The bottom line: don't cook by time.

It is not possible to reliably calculate when food will be done at a given temperature. If a recipe author gives you an approximation, it will be quite imprecise, because it will depend on the shape of your food, the material and thickness of your pan, the temperature deviations of your oven, etc. So you can't even say something like "I know that it takes 30 min at 300 Fahrenheit, I want to know how long it takes at 350 Fahrenheit". It only takes 30 min under very special conditions, which you maybe unknowingly replicate every time you roast, by using the same oven, the same pan, and meat from the same butcher.

The good news is that you don't need the above to cook well. Your meat gets done in the oven even if you can't calculate the above. You just have to judge when to take it out, and while time is rather useless for that decision, there are many other, much better, signs for it. A thermometer is the easiest method, and experience will teach you to recognize the perfect doneness also without it, by smell and visible clues like color, texture, amount of vapor, etc.

Passing to a higher temperature (and cooking for less time) has the general effect of burning the outside of the meat, and getting the inside not perfectly cooked. Cooking for a longer time has then the effect of better mixing the flavors, and keep some type of meats tender.

In specific cases, it's probably possible to use a higher temperature, but simply cooking less is not the only thing that needs to be done; there is something else that needs to be corrected, or something that needs to be done and it was not necessary if you would have cooked at lower temperature.

Michael at Herbivoracious pointed out that doubling the temperature does not double the heat. That's part of the problem, but you can correct for it, and you still won't get properly cooked food.

kiamlaluno pointed out that you will burn the outside before cooking the inside, which I think is more to your point. The reason behind it is that the heat takes some time to get to the inside of the food. If you were to have some sort of theoretical oven that could heat all of your food at precisely the same rate, then cooking at a higher temperature for a shorter period of time would get you the results you're looking for. Unfortunately, such a device doesn't exist. The heat transfer is described by Newton's Law of Cooling (dQ/dt = -h·A?T)

This us the question:

Speaking mathematically, 200 degrees of heat for 10 minutes should be the same as 400 degrees of heat for 5, but that's not the case, right?

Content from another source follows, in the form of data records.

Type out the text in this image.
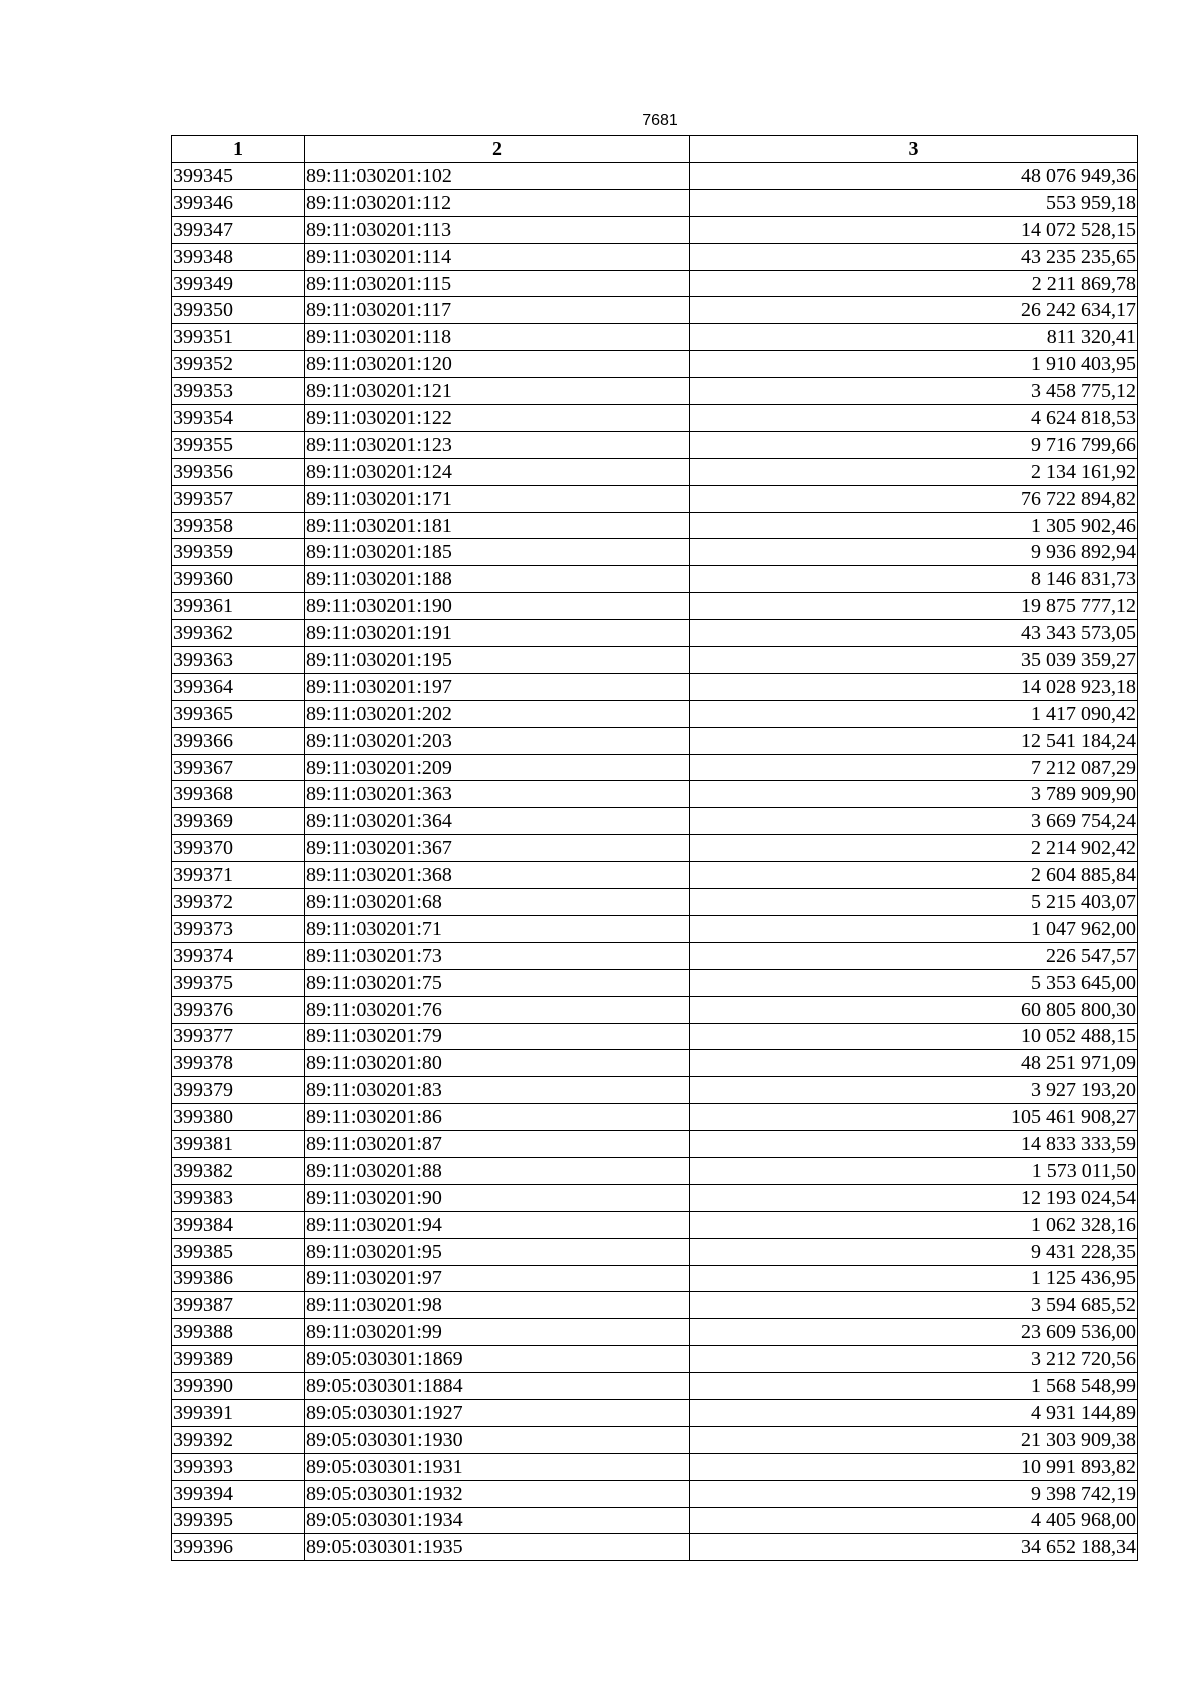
7681
1	2	3
399345	89:11:030201:102	48 076 949,36
399346	89:11:030201:112	553 959,18
399347	89:11:030201:113	14 072 528,15
399348	89:11:030201:114	43 235 235,65
399349	89:11:030201:115	2 211 869,78
399350	89:11:030201:117	26 242 634,17
399351	89:11:030201:118	811 320,41
399352	89:11:030201:120	1 910 403,95
399353	89:11:030201:121	3 458 775,12
399354	89:11:030201:122	4 624 818,53
399355	89:11:030201:123	9 716 799,66
399356	89:11:030201:124	2 134 161,92
399357	89:11:030201:171	76 722 894,82
399358	89:11:030201:181	1 305 902,46
399359	89:11:030201:185	9 936 892,94
399360	89:11:030201:188	8 146 831,73
399361	89:11:030201:190	19 875 777,12
399362	89:11:030201:191	43 343 573,05
399363	89:11:030201:195	35 039 359,27
399364	89:11:030201:197	14 028 923,18
399365	89:11:030201:202	1 417 090,42
399366	89:11:030201:203	12 541 184,24
399367	89:11:030201:209	7 212 087,29
399368	89:11:030201:363	3 789 909,90
399369	89:11:030201:364	3 669 754,24
399370	89:11:030201:367	2 214 902,42
399371	89:11:030201:368	2 604 885,84
399372	89:11:030201:68	5 215 403,07
399373	89:11:030201:71	1 047 962,00
399374	89:11:030201:73	226 547,57
399375	89:11:030201:75	5 353 645,00
399376	89:11:030201:76	60 805 800,30
399377	89:11:030201:79	10 052 488,15
399378	89:11:030201:80	48 251 971,09
399379	89:11:030201:83	3 927 193,20
399380	89:11:030201:86	105 461 908,27
399381	89:11:030201:87	14 833 333,59
399382	89:11:030201:88	1 573 011,50
399383	89:11:030201:90	12 193 024,54
399384	89:11:030201:94	1 062 328,16
399385	89:11:030201:95	9 431 228,35
399386	89:11:030201:97	1 125 436,95
399387	89:11:030201:98	3 594 685,52
399388	89:11:030201:99	23 609 536,00
399389	89:05:030301:1869	3 212 720,56
399390	89:05:030301:1884	1 568 548,99
399391	89:05:030301:1927	4 931 144,89
399392	89:05:030301:1930	21 303 909,38
399393	89:05:030301:1931	10 991 893,82
399394	89:05:030301:1932	9 398 742,19
399395	89:05:030301:1934	4 405 968,00
399396	89:05:030301:1935	34 652 188,34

To show that the two are different, all that is needed is a single counter example.

Consider the boiling of an egg. If you boil the egg in 105 Fahrenheit (40 Celsius) over an extended period of time, neither the egg yolk nor the egg white will set.

If you cook it at, say 160 Fahrenheit (70 Celsius) you will eventually get a hard boiled egg.

The egg white and egg yolk consists of proteins. When proteins are heated to a certain temperature, the proteins will denature. In the case of the egg the chemical reaction (denaturization) will simply not be activated at lower temperatures.

more simply put if you bake something at 400 degrees it is gonna cook faster on the outside so it will be getting over cooked outside and under cooked inside if you cook at a lower temperature it will cook more evenly and if you bring the item your cooking (if it were meat or something cold) to room temperature before cooking it, it will cook more evenly and faster too.